The Memorial Hall on Castilian Street was designed by Alexander Ellis Anderson in 1919 for local councillor David Paton Taylor, in memory of their son, Ralph Paton Taylor. The hall was built by local building firm Henry Martin Ltd, and was opened on 10 April 1921. The hall was opened by Sir John McClure, headmaster of Mill Hill School, and was fitted out with a screen, a piano and cane furniture.

Ralph Paton Taylor was born in Arbroath in 1896, son of Mr (later Councillor) and Mrs David Paton Taylor. Educated at Mill Hill School, Ralph applied to join the army in 1914, but was turned down. He reapplied in 1915, and was gazetted as a 2nd Lieutenant in the 3rd battalion of the Northamptonshire Regiment. On arrival in France in 1916, he was transferred to the 10th Battalion the South Wales Borderers. He was killed at Mametz Wood in the Battle of the Somme, 10 July 1916.
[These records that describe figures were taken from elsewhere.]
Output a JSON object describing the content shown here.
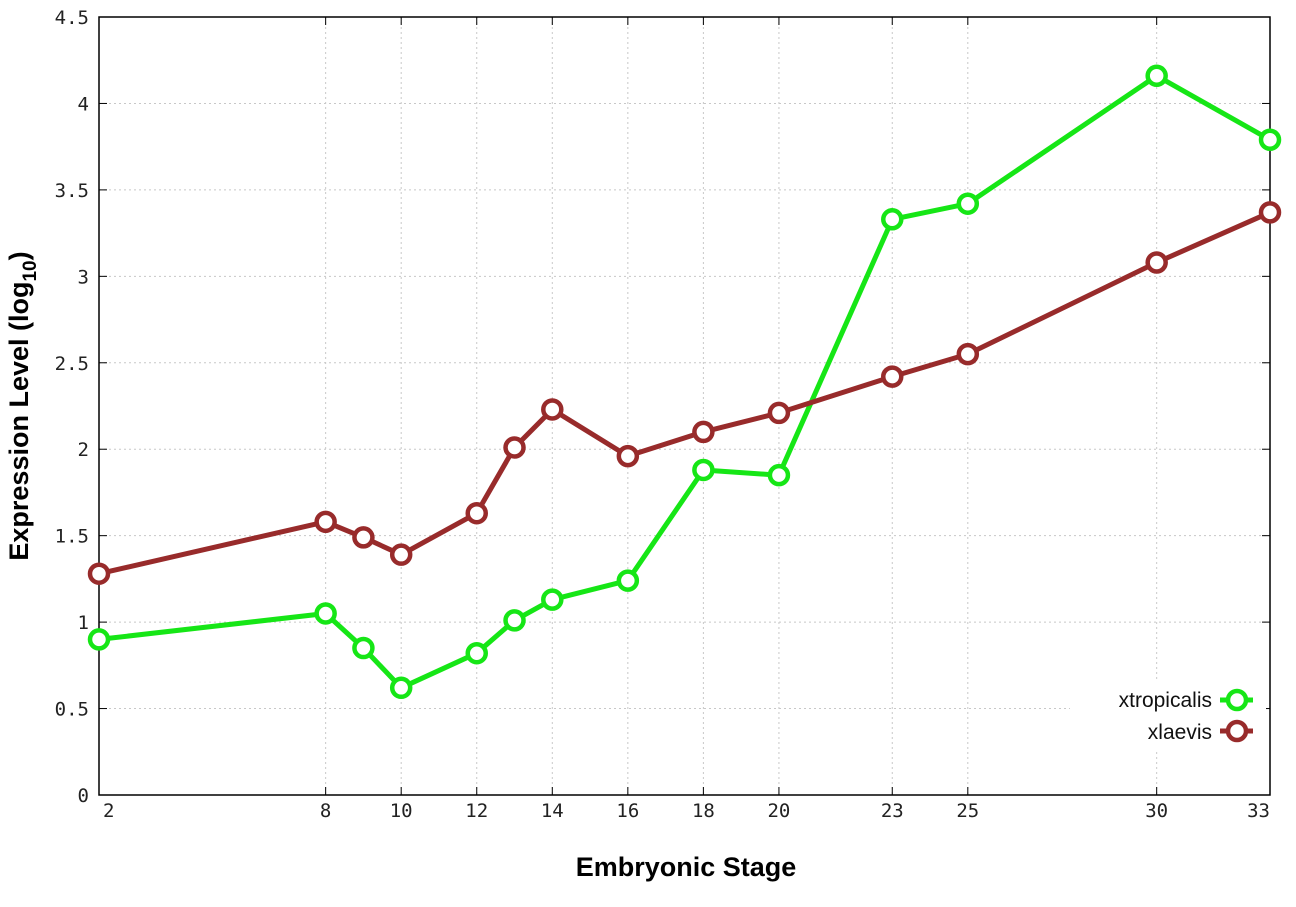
{
  "chart_data": {
    "type": "line",
    "xlabel": "Embryonic Stage",
    "ylabel_main": "Expression Level (log",
    "ylabel_sub": "10",
    "ylabel_close": ")",
    "ylim": [
      0,
      4.5
    ],
    "y_ticks": [
      "0",
      "0.5",
      "1",
      "1.5",
      "2",
      "2.5",
      "3",
      "3.5",
      "4",
      "4.5"
    ],
    "categories": [
      "2",
      "8",
      "9",
      "10",
      "12",
      "13",
      "14",
      "16",
      "18",
      "20",
      "23",
      "25",
      "30",
      "33"
    ],
    "x_tick_labels": [
      "2",
      "8",
      "10",
      "12",
      "14",
      "16",
      "18",
      "20",
      "23",
      "25",
      "30",
      "33"
    ],
    "grid": true,
    "legend_position": "bottom-right",
    "series": [
      {
        "name": "xtropicalis",
        "color": "#16e616",
        "values": [
          0.9,
          1.05,
          0.85,
          0.62,
          0.82,
          1.01,
          1.13,
          1.24,
          1.88,
          1.85,
          3.33,
          3.42,
          4.16,
          3.79
        ]
      },
      {
        "name": "xlaevis",
        "color": "#982b2b",
        "values": [
          1.28,
          1.58,
          1.49,
          1.39,
          1.63,
          2.01,
          2.23,
          1.96,
          2.1,
          2.21,
          2.42,
          2.55,
          3.08,
          3.37
        ]
      }
    ]
  }
}
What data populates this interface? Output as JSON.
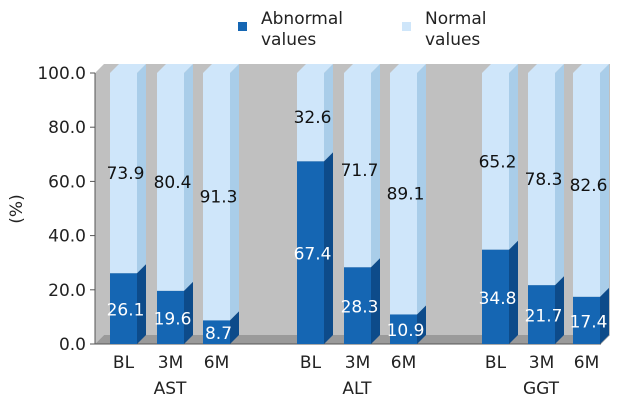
{
  "legend": {
    "abnormal_label": "Abnormal values",
    "normal_label": "Normal values"
  },
  "colors": {
    "abnormal": "#1566b3",
    "abnormal_side": "#0d4b8a",
    "normal": "#cfe6fa",
    "normal_side": "#a9cde9",
    "plot_bg": "#c0c0c0",
    "floor": "#9a9a9a"
  },
  "chart_data": {
    "type": "bar",
    "stacked": true,
    "ylabel": "(%)",
    "ylim": [
      0,
      100
    ],
    "yticks": [
      "0.0",
      "20.0",
      "40.0",
      "60.0",
      "80.0",
      "100.0"
    ],
    "groups": [
      "AST",
      "ALT",
      "GGT"
    ],
    "categories": [
      "BL",
      "3M",
      "6M"
    ],
    "series": [
      {
        "name": "Abnormal values",
        "values": [
          [
            26.1,
            19.6,
            8.7
          ],
          [
            67.4,
            28.3,
            10.9
          ],
          [
            34.8,
            21.7,
            17.4
          ]
        ]
      },
      {
        "name": "Normal values",
        "values": [
          [
            73.9,
            80.4,
            91.3
          ],
          [
            32.6,
            71.7,
            89.1
          ],
          [
            65.2,
            78.3,
            82.6
          ]
        ]
      }
    ],
    "abnormal_labels": [
      [
        "26.1",
        "19.6",
        "8.7"
      ],
      [
        "67.4",
        "28.3",
        "10.9"
      ],
      [
        "34.8",
        "21.7",
        "17.4"
      ]
    ],
    "normal_labels": [
      [
        "73.9",
        "80.4",
        "91.3"
      ],
      [
        "32.6",
        "71.7",
        "89.1"
      ],
      [
        "65.2",
        "78.3",
        "82.6"
      ]
    ]
  }
}
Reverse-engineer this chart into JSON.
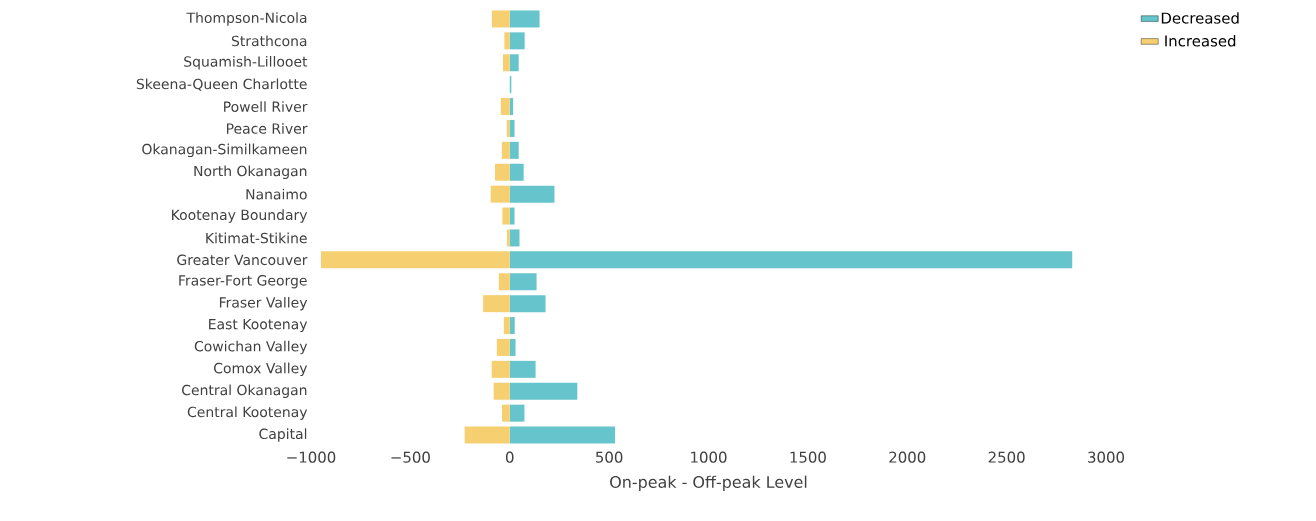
{
  "chart_data": {
    "type": "bar",
    "orientation": "horizontal",
    "stacked": true,
    "xlabel": "On-peak - Off-peak Level",
    "categories": [
      "Thompson-Nicola",
      "Strathcona",
      "Squamish-Lillooet",
      "Skeena-Queen Charlotte",
      "Powell River",
      "Peace River",
      "Okanagan-Similkameen",
      "North Okanagan",
      "Nanaimo",
      "Kootenay Boundary",
      "Kitimat-Stikine",
      "Greater Vancouver",
      "Fraser-Fort George",
      "Fraser Valley",
      "East Kootenay",
      "Cowichan Valley",
      "Comox Valley",
      "Central Okanagan",
      "Central Kootenay",
      "Capital"
    ],
    "series": [
      {
        "name": "Decreased",
        "color": "#66c5cc",
        "values": [
          150,
          75,
          45,
          8,
          17,
          24,
          45,
          70,
          225,
          24,
          49,
          2830,
          135,
          180,
          25,
          29,
          130,
          340,
          74,
          530
        ]
      },
      {
        "name": "Increased",
        "color": "#f6cf71",
        "values": [
          -90,
          -27,
          -34,
          0,
          -45,
          -15,
          -40,
          -74,
          -96,
          -37,
          -14,
          -950,
          -55,
          -134,
          -30,
          -65,
          -91,
          -81,
          -39,
          -227
        ]
      }
    ],
    "xlim": [
      -1000,
      3000
    ],
    "xticks": [
      {
        "value": -1000,
        "label": "−1000"
      },
      {
        "value": -500,
        "label": "−500"
      },
      0,
      500,
      1000,
      1500,
      2000,
      2500,
      3000
    ],
    "legend": "top right"
  }
}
Alexander Ellis Anderson (1866-1935) was born in Dundee and had a practice in Northampton from the 1890s onwards. He is credited with the following listed buildings in Northampton: Extension to Crockett & Jones factory, Perry Street (1896), City Buildings, Fish Street (1900) & Miller Last Works, Arthur Street (1903), all listed grade II. The City Buildings on Fish Street were the headquarters of Malcolm Inglis and Company (leather and hide importers), of whom David Taylor was a director. The joint Scots heritage of both Taylor and Anderson is visible in the inscription on the City Buildings and the architectural style of the Memorial Hall.

The hall forms part of a wider complex of buildings, incorporating No 17 Castilian Street and a dining hall to the rear. No 17 Castilian Street (variously referred to as Castile House and Castilian House) dates to 1882. In 1917, the owners offered it for use as a Voluntary Aid Detachment (VAD) auxiliary hospital. It was bought by the Young Women’s Christian Association (YWCA) on 29 November 1918 for use as a hostel and club rooms using funds raised by Councillor Taylor, and the Hall built alongside in 1919. A dining room range (now converted to flats) was added to the rear in 1934. The YWCA vacated the building in 2006, and it was sold. Proposed plans for residential conversion submitted in 2008 show access to the second floor of the hall through No 17 and these flats were subsequently constructed. The hall was converted to a wine bar in 2011. In addition to the creation of the two flats, recent works include the blocking of ground level access to No 17, the insertion of a staircase and balcony, and the insertion of additional lavatories.

The building was locally listed in 2006.

Reasons for Listing

The Former Memorial Hall, Castilian Street, erected in 1921 to the design of Alexander Anderson, is listed at Grade II for the following principal reasons:

Architectural interest:

* as an unusual and well executed example of a Scots Baronial institutional hall, emphasising the connections of client, architect and Scotland;

* the Hall was designed by a local architect responsible for a number of listed buildings in Northampton;

* for its medieval styled interior with internal balconies, ornate door surround and grand hall;

* despite some modern interventions, the bulk of the public spaces remain substantially intact, including the façade, interior doors and surrounds and stained glass.

Historic interest:

* the hall commemorates the death of Lt Ralph Paton Taylor at the Battle of the Somme.